4.3. Sensitivity Test—Matching Firm Size

Lastly, as a robustness test, we use size matching to reduce potential measurement error in the main regression model. In particular, we divided firms into two groups, one with firms that have a positive number of group analysts following nongroup or unaffiliated firms (GANGF) and another with firms that have a zero GANGF value. Based on firm size, the top and bottom 10% of the treatment sample (positive GANGF group) is matched with a control sample (zero GAGNGF group) using a random selection method, which is similar to what Mo and Lee suggested [23].

Table 8. Size matching.

	Dependent Variable: |AB_NET_HIRE|
	Full Sample		AB_NET_HIRE 0		AB_NET_HIRE 0
Independent Variables	(1)		(2)		(3)
Intercept	−0.0595		0.4423	**	−0.0622
	(−0.54)		(2.39)		(−0.62)
GAGF	−0.0655		-		−0.0862	*
	(−1.14)				(−1.90)
GANGF	0.0154		0.0202		−0.0051
	(1.51)		(1.22)		(−0.57)
NGAGF	0.0134		0.0767	*	−0.0093	*
	(0.72)		(1.88)		(−1.77)
NGANGF	−0.0043		−0.0103		0.0015
	(−1.14)		(−1.62)		(0.30)
MTB	6.3553		9.0011		1.2786
	(1.37)		(1.02)		(0.23)
SIZE	0.0044		−0.0070		0.0144	*
	(0.55)		(−0.44)		(1.92)
Quick	0.0004		−0.0072		0.0072
	(0.07)		(−0.52)		(1.46)
LEV	−0.0308		−0.0381		0.0243
	(−0.28)		(−0.20)		(0.15)
DIVDUM	−0.0262		0.0114		−0.0563	***
	(−1.57)		(0.41)		(−2.88)
STD_CFO	0.0000		0.0000		0.0000
	(0.27)		(0.19)		(0.14)
STD_SALE	0.0000		0.0000		0.0000
	(−1.39)		(−1.07)		(0.59)
TANGIBLE	−0.0988	***	−0.1287	*	−0.0597	*
	(−2.65)		(−1.93)		(−1.67)
LOSS	0.0472	**	0.0430		0.0398	**
	(2.30)		(1.21)		(2.01)
INSTI	−0.0909	***	−0.1063		−0.1185	**
	(−2.70)		(−1.54)		(−2.10)
STD_NET_HIRE	0.0557	***	0.1058	***	0.0231
	(2.93)		(3.05)		(1.05)
Year-fixed effect	Yes		Yes		Yes
Industry-fixed effect	Yes		Yes		Yes
[F-value]	[59.08]	***	[79.99]	***	[4.72]	***
R2	0.186		0.321		0.311
N	1710		1054		656

Notes: Table 8 reports the results of estimating Model (2) after matching firms by their sizes.
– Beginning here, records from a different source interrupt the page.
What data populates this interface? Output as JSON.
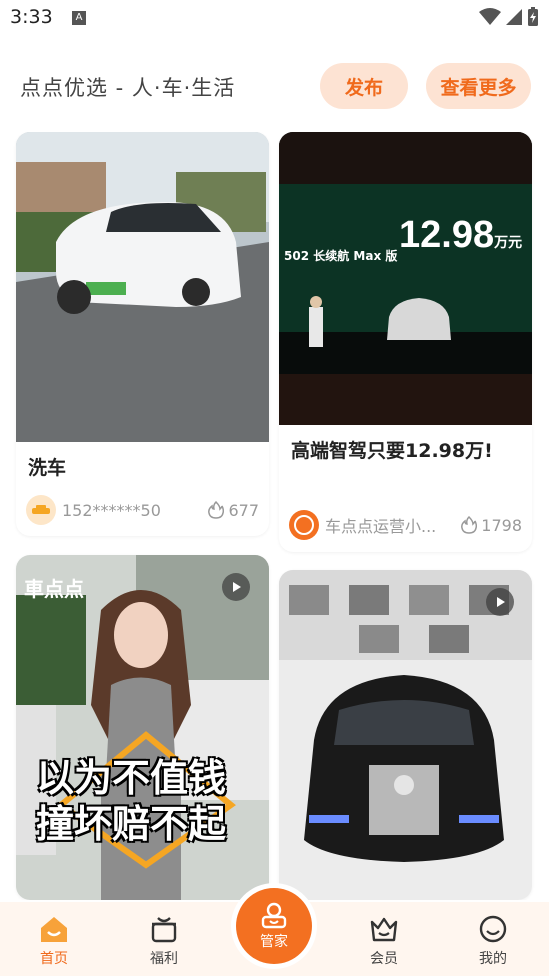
{
  "status_bar": {
    "time": "3:33",
    "notification_letter": "A"
  },
  "header": {
    "brand": "点点优选 - 人·车·生活",
    "publish_label": "发布",
    "more_label": "查看更多"
  },
  "feed": {
    "cards": [
      {
        "title": "洗车",
        "author": "152******50",
        "likes": "677",
        "image": "white-tesla-photo"
      },
      {
        "title": "高端智驾只要12.98万!",
        "author": "车点点运营小...",
        "likes": "1798",
        "image": "launch-event-photo",
        "image_text": {
          "price": "12.98",
          "unit": "万元",
          "model": "502 长续航 Max 版"
        }
      },
      {
        "image": "woman-video-thumbnail",
        "overlay": {
          "logo": "車点点",
          "line1": "以为不值钱",
          "line2": "撞坏赔不起"
        }
      },
      {
        "image": "black-van-video-thumbnail"
      }
    ]
  },
  "bottom_nav": {
    "items": [
      {
        "label": "首页",
        "icon": "home-icon",
        "active": true
      },
      {
        "label": "福利",
        "icon": "gift-icon"
      },
      {
        "label": "管家",
        "icon": "steward-icon"
      },
      {
        "label": "会员",
        "icon": "crown-icon"
      },
      {
        "label": "我的",
        "icon": "smile-icon"
      }
    ]
  },
  "colors": {
    "accent": "#f37021",
    "pill_bg": "#fde3d3",
    "nav_bg": "#fff6ef"
  }
}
The dependent variables are an absolute value of abnormal net hiring (|AB_NET_HIRE|) for the full sample (Column (1)), and a signed abnormal net hiring (AB_NET_HIRE) for subsample analyses (Columns (2) and (3)). The independent variable of interest is one of the analysts’ group affiliation variables (GAGF, GANGF, NGAGF, NGANGF). T-statistics are calculated based on robust standard errors clustered at the firm level and are reported in parentheses below the coefficient estimates. The F-value is reported in square brackets. Statistical significance at the 1, 5, and 10% levels is denoted by ***, **, and *, respectively. See Appendix A for variable definitions.

shows the results after using size matching. As shown in the table, after we match the treatment sample to the control group by size, the coefficients of analyst following become insignificant in the full sample (column (1)). With an overinvestment subsample, there is a negative association between nongroup analysts following and labor investment efficiency of group firms, indicating that nongroup analysts negatively affect group firms’ overinvestment in labor. However, when it comes to the underinvestment problem, both affiliated and unaffiliated analysts enhance group firms’ labor investment efficiency. In sum, the results suggest that analyst following generally helps group firms overcome labor underinvestment, but do not help them overcome overinvestment (Table 8).

5. Conclusions

Despite the importance of analysts’ independence, it has not been sufficiently emphasized as one of the virtues of analysts. Prior studies have shown that affiliated analysts are more likely to issue inaccurate earnings forecasts and biased recommendations. This implies that analysts’ group affiliation lowers their independence, thus decreasing the quality of information they provide to the market. In this paper, we examined whether analysts’ group affiliation affects corporate decisions, which go beyond earnings forecasts and stock recommendations.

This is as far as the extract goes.